During those two days, groups are tasked in creating a working prototype of a videogame that fits into a specific theme.
The event was put together by Youngstown Game Developers and featured mainly former and current Youngstown State University students.
Kendra Corpier, an organizer for the Youngstown Game Developers, hosted the “local-ish” April Fools Game Jam. Some of the groups that participated traveled as far as Pittsburgh to take part in the event.
“We’re Youngstown local but this isn’t a student organization so anyone can come,” she said.
Corpier said that this year there were 10 teams compared to last year when there were seven.
All teams participating had to develop their games with a specific theme in mind. This year, the theme was “deception.” Unintentionally, a common theme that was present among a few of the games were cats.
Brian McCombs, a former YSU student and computer programmer, experienced a game jam for the first time over the weekend.

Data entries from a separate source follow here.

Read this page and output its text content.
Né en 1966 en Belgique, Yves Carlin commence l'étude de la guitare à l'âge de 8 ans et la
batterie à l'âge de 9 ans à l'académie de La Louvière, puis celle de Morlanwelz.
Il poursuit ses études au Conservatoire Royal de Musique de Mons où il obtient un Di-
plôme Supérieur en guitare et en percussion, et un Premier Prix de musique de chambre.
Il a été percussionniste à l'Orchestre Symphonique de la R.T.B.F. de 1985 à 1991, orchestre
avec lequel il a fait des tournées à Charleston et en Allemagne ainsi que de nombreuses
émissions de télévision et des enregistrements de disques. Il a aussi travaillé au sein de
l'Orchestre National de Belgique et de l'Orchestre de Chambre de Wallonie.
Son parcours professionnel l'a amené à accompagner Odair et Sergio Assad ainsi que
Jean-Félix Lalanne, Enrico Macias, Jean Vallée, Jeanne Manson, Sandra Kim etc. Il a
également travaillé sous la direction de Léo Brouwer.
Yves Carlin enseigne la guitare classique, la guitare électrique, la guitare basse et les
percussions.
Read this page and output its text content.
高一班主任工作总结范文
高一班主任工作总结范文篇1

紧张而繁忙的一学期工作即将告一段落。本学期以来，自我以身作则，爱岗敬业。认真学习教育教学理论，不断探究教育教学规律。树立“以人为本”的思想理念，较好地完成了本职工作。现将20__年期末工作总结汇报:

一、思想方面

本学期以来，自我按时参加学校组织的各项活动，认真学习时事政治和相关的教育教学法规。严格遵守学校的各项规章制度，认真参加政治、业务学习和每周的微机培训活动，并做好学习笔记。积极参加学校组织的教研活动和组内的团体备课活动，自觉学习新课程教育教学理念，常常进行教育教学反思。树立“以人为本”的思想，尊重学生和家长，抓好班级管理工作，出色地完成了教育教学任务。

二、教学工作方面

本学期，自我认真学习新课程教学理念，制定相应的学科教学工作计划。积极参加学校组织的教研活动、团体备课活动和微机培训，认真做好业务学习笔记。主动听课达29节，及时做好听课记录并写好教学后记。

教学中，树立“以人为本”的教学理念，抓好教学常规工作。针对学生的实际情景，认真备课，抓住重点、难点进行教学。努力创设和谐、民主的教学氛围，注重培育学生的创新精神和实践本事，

“This is my first time here and I’m still kind of a newbie when it comes to making games so I made mine pretty simple,” he said.
His game, “Cat Playground”, involves you playing as a cat while trying to avoid various objects.
“You’re just a cat on a big field. You have to get across it but there’s parts of the field that will randomly disappear that you have to avoid,” he said. “There’s cat toys out there that you have to pick up before you can make it to the end. They move around which make them hard to find.”
113 Shady Lane
Nick Uroseva and Tom Goldthwait, both YSU alumni, spent a lot of time considering the theme of deception.
“We were trying to think of all different kinds of mechanics that used deception,” Uroseva said. “Let’s create a game that uses a lot of hidden information. We ended up landing on a game where one player is trying to prevent the other player from achieving a task.”
Besides deception, their game “113 Shady Lane” utilized a horror theme.
“Our game is set in a haunted house. One player plays someone investigating that house trying to find the three items needed to escape,” Uroseva said. “The other player is the ghost trying to stop them.”
Uroseva said that the characters both have the ability to manipulate light or their visibility with the press of a button.
“The human player is completely obscured in darkness until the user holds down a button to turn on their lantern,” he said. “The ghost is constantly visible until you hold down a button to make it invisible.”
Goldthwait said that there a few sound effects in the game that are activated by the player.
“If you listen there’s a piano sound there so there’s a lot of things in the environment which have sound effects tied to them,” he said. “The piano actually has two sound effects. Bumping into a wall produces a small sound cue and going through a door produces a door creak sound.”
Rainbow Kitten Adventures VR
Alex Bonnette, an electrical engineering student at YSU, said that he and his team developed “Rainbow Kitten Adventures VR,” a virtual reality game for the Oculus Rift.
“The idea behind this game is that usually when it comes to the Rift, there’s only one player. One person is using the rift and they’re like ‘This is awesome’ while the other player is standing by watching and it’s boring,” he said. “So we designed a game where one person is on the Rift while another is on the keyboard and mouse.”
He said that the person using the Rift is an alien god shooting fire balls while the person using the keyboard and mouse are running around a small field collecting batteries and trying to fire a weapon to kill the god before the god kills them.
To wrap up the 48-hour event, all the teams gathered together and presented what they accomplished to the rest of the groups and the world via a livestream on YouTube.
Kendra Corpier added that Youngstown Game Developer’s annual Game Jam is great for everyone because it doesn’t matter what your experience level is.
“It’s free and we give free food,” she said. “But what’s important about it is that it doesn’t matter what your experience level is on it because you can be anywhere from beginner to totally experienced and still take something away from it.”
Corpier added those who are interested can expect the Game Jam to be back around the same time again next year.